Our educational system tries making the transition from one school year to the next as easy and exciting as possible. The hope is that our children will feel engaged and good about themselves and eager to learn. While Ford challenges the ability of educators to help achieve this in the classroom, his cuts to spending and desire to make further changes to the delivery of social supports pose more problems. Conservatives are deploying a two-pronged attack: removal of constructive, vital educational instruction; and the supports that become even more crucial when dire problems spread.  

The child and youth mental health sector in Peel region is badly underfunded.
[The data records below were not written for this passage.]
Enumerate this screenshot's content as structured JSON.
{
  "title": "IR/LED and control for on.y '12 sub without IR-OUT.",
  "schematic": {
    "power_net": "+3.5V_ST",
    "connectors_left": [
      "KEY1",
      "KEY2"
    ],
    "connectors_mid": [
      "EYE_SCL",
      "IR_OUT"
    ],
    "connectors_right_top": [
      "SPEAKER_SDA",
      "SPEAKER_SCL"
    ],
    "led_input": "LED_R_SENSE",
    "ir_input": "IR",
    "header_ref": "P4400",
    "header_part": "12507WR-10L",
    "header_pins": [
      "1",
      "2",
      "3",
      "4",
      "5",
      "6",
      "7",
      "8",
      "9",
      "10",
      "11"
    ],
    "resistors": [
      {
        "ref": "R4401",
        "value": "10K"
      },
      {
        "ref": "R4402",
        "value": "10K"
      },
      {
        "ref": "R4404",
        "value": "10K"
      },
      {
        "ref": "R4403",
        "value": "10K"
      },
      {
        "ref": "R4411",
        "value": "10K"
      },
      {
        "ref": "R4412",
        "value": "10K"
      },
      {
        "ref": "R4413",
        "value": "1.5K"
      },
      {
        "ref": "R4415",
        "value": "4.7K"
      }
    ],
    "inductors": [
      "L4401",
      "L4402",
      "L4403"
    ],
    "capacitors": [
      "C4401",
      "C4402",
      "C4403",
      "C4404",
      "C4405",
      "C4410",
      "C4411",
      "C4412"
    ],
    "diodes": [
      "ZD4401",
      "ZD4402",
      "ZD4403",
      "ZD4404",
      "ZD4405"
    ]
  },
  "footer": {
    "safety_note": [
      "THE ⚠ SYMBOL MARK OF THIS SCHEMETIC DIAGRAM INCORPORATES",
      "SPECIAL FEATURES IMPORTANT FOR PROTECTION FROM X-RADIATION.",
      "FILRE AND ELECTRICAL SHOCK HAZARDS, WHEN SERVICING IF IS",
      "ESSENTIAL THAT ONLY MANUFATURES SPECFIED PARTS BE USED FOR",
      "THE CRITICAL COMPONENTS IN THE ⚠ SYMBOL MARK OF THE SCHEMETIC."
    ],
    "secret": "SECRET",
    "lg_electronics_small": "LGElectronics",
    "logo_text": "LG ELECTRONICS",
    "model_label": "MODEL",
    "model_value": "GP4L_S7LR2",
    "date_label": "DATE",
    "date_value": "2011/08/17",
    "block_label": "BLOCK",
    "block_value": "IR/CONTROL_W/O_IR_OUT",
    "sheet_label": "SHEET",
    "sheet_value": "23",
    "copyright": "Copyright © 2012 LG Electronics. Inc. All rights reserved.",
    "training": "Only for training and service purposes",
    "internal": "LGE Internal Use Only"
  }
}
One health official says the region needs “triple or quadruple” the money to provide basic mental health care needs. By not responding to the anxiety levels in school-age children, we pretty much guarantee they will continue to have problems that will fester and grow more acute.

School-aged children are vulnerable to online predators, other generations were not. The digitized world has widened the divide between those who accept a progressive curriculum and those who don’t.

Ford lives in the past. Perhaps allegations about his own behaviour, including drug-dealing, if true (he has never taken legal action against them) point to his lack of concern for young people who can be put in harm’s way by those who prey upon their vulnerability, as they experiment and question and listen and rebel and fail and succeed while trying to make sense of the world – the real world. Ford wants to impose his world on them.

History has a way of condensing time. It also provides a guide. It passes along one clear dictate: a 2019 problem will never get solved by imposing a 1998 solution.